Even before we had the benefit of the Pope’s views on civil unions, we had a new encyclical, Fratelli Tutti, which was an opportunity for him to opine about the subjects close to him – openness to migrants and hostility to nationalism, for instance. However, it ended up as the occasion for a terrific fuss from feminists about terminology (fratelli may mean “siblings” in Italian – following Latin – but it sounds very like “brothers” in English).
But there was really very little that was strictly necessary in the encyclical. It was not the Pope arbitrating about disputed matters of faith and morals; it was more about him sharing his thoughts on the events of the day. In other words, it was rather typical of the modern encyclical – usually a kind of circular letter addressed to bishops – that is, an expression of creeping papalism.
Cardinal Newman would have taken a dim view of Fratelli Tutti, not necessarily the content (though he probably wouldn’t have cared for it) but the notion that it is the pope’s job to sound off at intervals in encyclicals about matters that bother him. He was very uneasy about the character of the papacy of Pio Nono in his own time; he felt it signified a new authoritarianism in the Church, leaving little scope for the fruitful clash of intellects which characterised Catholicism in periods of theological development. Ultramontanes viewed religious controversy as suspect, not the means by which doctrinal truth is arrived at. As Newman wrote to a woman friend in 1872:
This age of the Church is peculiar. In former times there was not the extreme centralisation which is now in use. If a private theologian said anything, another answered him. If the controversy grew, it went to a bishop, a foreign university or a Theological Faculty. The Holy See was but the court of final appeal.
In other words, he felt that the pope’s real job was as arbiter in the case of disagreement, not someone who ought to intervene on whatever matters took his fancy, including areas where the Church had no particular expertise and no legitimate jurisdiction. In particular, he didn’t much care for the 1864 encyclical Quanta cura and the accompanying Syllabus of Errors. “I don’t understand its meaning or its worth,” he wrote in a letter. The encyclical spoke of concepts such as “liberalism” and “progress”, but these words did not have a clearly-defined theological meaning – “rather they are the newspaper cant of the day.”
Newman partly put the change down to Benedict XIV. Although in many respects a very good pope, Benedict pretty well invented the systematic use of the encyclical as a form for teaching.

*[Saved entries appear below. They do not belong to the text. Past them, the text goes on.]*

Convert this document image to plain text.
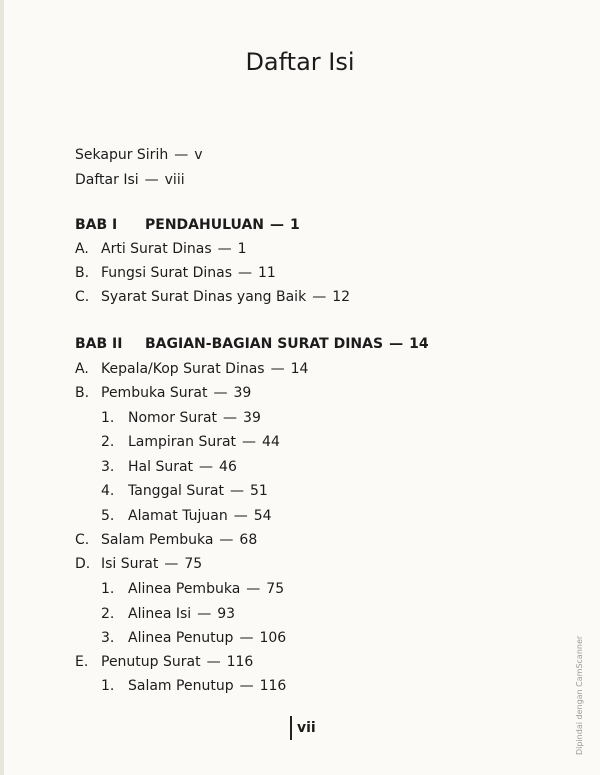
Daftar Isi
Sekapur Sirih — v
Daftar Isi — viii
BAB I PENDAHULUAN — 1
A. Arti Surat Dinas — 1
B. Fungsi Surat Dinas — 11
C. Syarat Surat Dinas yang Baik — 12
BAB II BAGIAN-BAGIAN SURAT DINAS — 14
A. Kepala/Kop Surat Dinas — 14
B. Pembuka Surat — 39
1. Nomor Surat — 39
2. Lampiran Surat — 44
3. Hal Surat — 46
4. Tanggal Surat — 51
5. Alamat Tujuan — 54
C. Salam Pembuka — 68
D. Isi Surat — 75
1. Alinea Pembuka — 75
2. Alinea Isi — 93
3. Alinea Penutup — 106
E. Penutup Surat — 116
1. Salam Penutup — 116
vii	Dipindai dengan CamScanner
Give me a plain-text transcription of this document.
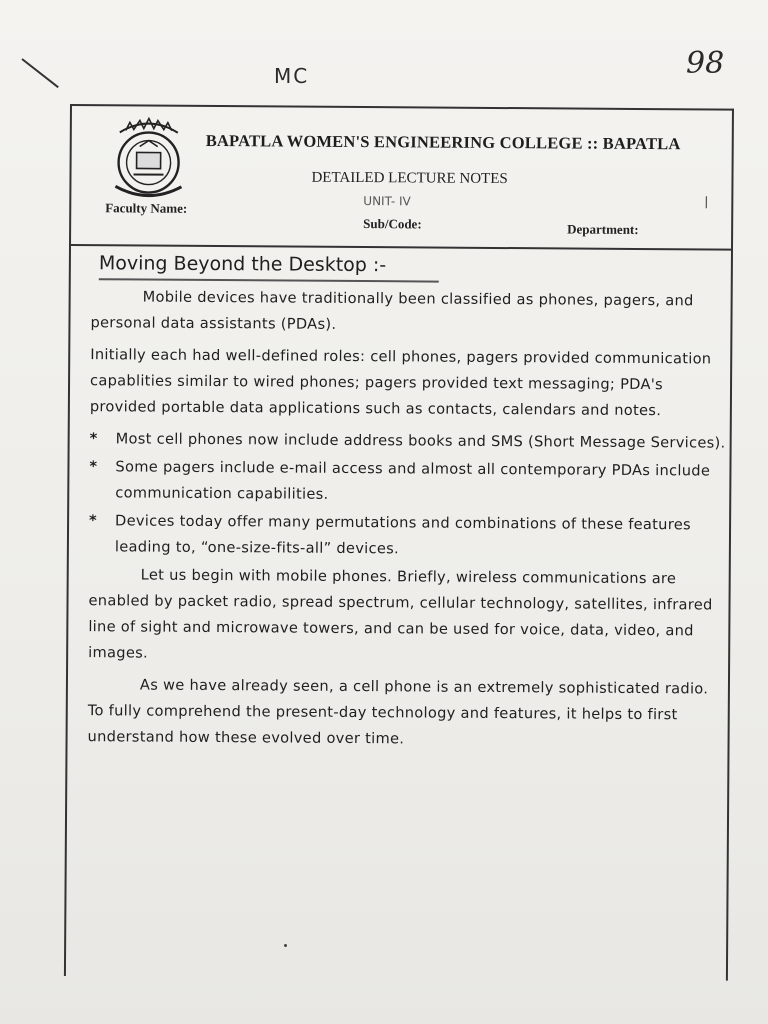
MC	98
BAPATLA WOMEN'S ENGINEERING COLLEGE :: BAPATLA
DETAILED LECTURE NOTES
UNIT- IV	❘
Faculty Name:
Sub/Code:	Department:
Moving Beyond the Desktop :-

Mobile devices have traditionally been classified as phones, pagers, and personal data assistants (PDAs).

Initially each had well-defined roles: cell phones, pagers provided communication capablities similar to wired phones; pagers provided text messaging; PDA's provided portable data applications such as contacts, calendars and notes.

*	Most cell phones now include address books and SMS (Short Message Services).
*	Some pagers include e-mail access and almost all contemporary PDAs include communication capabilities.
*	Devices today offer many permutations and combinations of these features leading to, “one-size-fits-all” devices.

Let us begin with mobile phones. Briefly, wireless communications are enabled by packet radio, spread spectrum, cellular technology, satellites, infrared line of sight and microwave towers, and can be used for voice, data, video, and images.

As we have already seen, a cell phone is an extremely sophisticated radio. To fully comprehend the present-day technology and features, it helps to first understand how these evolved over time.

After him it gradually built up to the mini-industry that was Leo XIII’s flurry of encyclicals. Eamon Duffy writes in his account of the papacy, Saints and Sinners, of the “radical shift in papal teaching which Leo’s collected encyclicals represent. Here, for the first time we have the pope as an inexhaustible source of guidance and instruction. No pope before or since has come anywhere near his 86 encyclicals.” But his successors have continued to use encyclicals where other forms of address or admonition might do.
This is not to say that a pope must remain silent on everything until he is obliged to intervene in a dispute. There are other ways in which he can express an opinion. Pope Benedict, for instance, used addresses in various forums, including secular ones, to expound a theological point, as in the case of his (admirable) address to the university of Regensburg. Pope Francis sometimes expresses his views after the public recitation of the Angelus. He can use addresses to delegations at the Vatican to say what he thinks. But routinely using an encyclical to lend papal authority to strongly felt views is not a helpful development.
Any Catholic will treat the utterances of the Pope with respect, simply because of his office, even when they actually think he doesn’t know what he is talking about. However, what matters for the job of the pope, precisely as pope, is that he can arbitrate on disputed matters of faith and morals. If popes fire off encyclicals all the time, it can blur the boundaries between the pope’s expressions of opinion, and his proper function as final arbiter. Pope Francis may be a liberal, but in giving way to this creeping papalism he is following a retrograde and illiberal trend.